"But I think that the truth in my argument is that there is no correlation between the benefit of the common good and the intent of the wealthy person. While you say it doesn't matter, I think it does."
Intentions matter, but good intentions can lead to bad outcomes, thus it depends on the means and consequences.
Think: well-intended socialists who wish to centrally plan for an entire economy of 80 million people without using prices caused by the market. (i.e. Soviet Union, 70 years of inefficiency and high social costs imposed by a very authoritarian state).

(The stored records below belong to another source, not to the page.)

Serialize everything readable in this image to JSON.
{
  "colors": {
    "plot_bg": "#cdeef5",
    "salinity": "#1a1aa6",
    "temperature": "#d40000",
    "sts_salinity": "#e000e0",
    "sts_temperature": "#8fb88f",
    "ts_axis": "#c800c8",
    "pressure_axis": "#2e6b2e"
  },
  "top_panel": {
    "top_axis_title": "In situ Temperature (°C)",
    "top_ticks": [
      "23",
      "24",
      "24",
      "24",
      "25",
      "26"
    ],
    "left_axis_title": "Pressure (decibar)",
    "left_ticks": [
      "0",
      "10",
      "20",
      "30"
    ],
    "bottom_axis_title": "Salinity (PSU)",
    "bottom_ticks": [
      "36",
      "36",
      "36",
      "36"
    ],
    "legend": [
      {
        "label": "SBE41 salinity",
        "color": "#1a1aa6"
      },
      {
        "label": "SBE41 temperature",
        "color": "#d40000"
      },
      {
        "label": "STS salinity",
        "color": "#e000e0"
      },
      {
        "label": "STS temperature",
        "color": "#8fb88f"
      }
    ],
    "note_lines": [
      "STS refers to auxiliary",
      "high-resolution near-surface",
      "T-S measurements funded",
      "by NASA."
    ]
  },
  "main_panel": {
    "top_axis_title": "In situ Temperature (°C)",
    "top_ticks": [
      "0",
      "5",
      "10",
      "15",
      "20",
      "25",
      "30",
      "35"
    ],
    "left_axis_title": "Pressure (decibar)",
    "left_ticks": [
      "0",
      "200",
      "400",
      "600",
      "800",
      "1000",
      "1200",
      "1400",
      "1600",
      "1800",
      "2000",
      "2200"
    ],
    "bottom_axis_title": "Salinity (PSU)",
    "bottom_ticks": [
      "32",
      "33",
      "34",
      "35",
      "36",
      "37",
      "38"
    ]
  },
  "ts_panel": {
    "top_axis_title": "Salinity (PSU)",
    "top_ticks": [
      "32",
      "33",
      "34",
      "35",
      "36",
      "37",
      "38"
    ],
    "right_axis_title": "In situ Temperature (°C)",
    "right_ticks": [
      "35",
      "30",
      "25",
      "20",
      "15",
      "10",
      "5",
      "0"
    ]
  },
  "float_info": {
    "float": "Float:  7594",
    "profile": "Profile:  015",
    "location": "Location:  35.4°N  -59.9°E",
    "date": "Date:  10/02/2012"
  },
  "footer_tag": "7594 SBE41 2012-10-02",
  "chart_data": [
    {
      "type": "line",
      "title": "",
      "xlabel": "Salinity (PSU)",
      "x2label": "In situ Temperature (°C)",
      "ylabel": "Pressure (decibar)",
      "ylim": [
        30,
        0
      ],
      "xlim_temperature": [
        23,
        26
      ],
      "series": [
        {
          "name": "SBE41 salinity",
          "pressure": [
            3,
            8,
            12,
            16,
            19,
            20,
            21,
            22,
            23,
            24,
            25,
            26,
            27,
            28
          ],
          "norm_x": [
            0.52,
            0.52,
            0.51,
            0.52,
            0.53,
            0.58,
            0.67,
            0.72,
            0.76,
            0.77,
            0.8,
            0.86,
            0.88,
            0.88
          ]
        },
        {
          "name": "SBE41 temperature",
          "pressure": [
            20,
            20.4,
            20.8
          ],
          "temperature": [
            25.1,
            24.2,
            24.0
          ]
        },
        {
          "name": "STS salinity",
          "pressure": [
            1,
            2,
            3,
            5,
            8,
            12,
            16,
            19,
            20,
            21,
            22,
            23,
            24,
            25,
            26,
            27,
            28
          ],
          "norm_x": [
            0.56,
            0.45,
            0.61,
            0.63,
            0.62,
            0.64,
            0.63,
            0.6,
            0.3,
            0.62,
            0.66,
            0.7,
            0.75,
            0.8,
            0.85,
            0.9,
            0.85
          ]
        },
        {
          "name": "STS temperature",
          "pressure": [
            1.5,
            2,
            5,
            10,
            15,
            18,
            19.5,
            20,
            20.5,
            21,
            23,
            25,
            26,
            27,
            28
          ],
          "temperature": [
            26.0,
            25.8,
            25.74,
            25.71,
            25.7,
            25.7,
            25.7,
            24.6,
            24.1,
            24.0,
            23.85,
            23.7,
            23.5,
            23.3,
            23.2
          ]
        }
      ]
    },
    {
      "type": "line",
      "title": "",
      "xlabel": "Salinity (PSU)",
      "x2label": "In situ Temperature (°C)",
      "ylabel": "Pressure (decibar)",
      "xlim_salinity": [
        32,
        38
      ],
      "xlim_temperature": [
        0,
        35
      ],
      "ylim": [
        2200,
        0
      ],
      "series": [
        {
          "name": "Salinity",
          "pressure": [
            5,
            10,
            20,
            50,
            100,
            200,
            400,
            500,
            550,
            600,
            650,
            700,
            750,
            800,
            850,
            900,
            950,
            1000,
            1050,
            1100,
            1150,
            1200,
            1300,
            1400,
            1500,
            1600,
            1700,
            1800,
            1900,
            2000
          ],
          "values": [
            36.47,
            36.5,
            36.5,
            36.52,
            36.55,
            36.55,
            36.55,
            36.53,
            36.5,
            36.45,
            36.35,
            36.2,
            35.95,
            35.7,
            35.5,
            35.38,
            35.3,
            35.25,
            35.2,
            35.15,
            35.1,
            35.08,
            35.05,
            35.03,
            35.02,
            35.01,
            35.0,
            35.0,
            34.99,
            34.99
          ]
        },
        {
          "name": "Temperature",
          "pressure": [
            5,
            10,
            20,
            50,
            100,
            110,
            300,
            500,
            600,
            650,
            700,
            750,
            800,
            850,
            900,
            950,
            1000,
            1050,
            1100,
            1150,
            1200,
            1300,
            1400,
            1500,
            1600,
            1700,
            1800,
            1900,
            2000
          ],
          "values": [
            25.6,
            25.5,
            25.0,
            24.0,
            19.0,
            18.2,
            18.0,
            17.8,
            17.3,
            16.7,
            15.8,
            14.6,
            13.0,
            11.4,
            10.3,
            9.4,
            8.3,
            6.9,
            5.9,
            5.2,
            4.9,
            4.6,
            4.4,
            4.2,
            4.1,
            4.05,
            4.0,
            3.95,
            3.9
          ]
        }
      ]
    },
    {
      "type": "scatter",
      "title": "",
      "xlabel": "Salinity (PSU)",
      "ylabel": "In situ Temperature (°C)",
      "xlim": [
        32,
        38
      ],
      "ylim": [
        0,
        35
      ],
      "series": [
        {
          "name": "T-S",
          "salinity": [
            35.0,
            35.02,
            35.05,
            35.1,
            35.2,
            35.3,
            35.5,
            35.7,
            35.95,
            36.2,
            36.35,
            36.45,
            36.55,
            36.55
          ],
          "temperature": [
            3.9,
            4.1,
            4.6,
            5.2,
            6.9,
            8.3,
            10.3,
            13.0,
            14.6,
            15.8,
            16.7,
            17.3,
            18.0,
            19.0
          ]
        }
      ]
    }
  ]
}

Do the intentions of the wealthy matter? As I keep saying, it depends on the means and consequences of their exchange. To be clear, I've been saying that intentions Alone do not matter; the means and consequences do however. (see voluntary v. involuntary exchange part)."Money looks the same whether you earned it through labor or stole it from a child right? "
The source of the gain hinges on the consequences and means, which completely differ in both cases.
If you involuntarily extract money (means), you create a zero-sum exchange (consequence).
Trade (through labor or whatever):
If you voluntary exchange goods (one trading money, the other trading X), then you have a mutually beneficial exchange. (Because both parties value the good that they wish to trade for).
Money 'looks the same' superficially, but that doesn't matter without considering consequences and means.
s far as the common people thriving on the droppings of the rich I am unsure of its universal accuracy. If I eat an apple and throw the core in the woods I rest assured that some animal will probably get a nice meal out of it and feel relatively good about my action. However, if I change the oil in my car and throw the filter into the woods because I didn't feel like taking it to the recycling center I can pretty much assume that I did something shitty and selfish.
I have no idea how you imposing negligible negative externalities (i.e. polluting) somehow equate to the rich guy and common people thriving on droppings, which is another depiction that is completely inaccurate (too normative).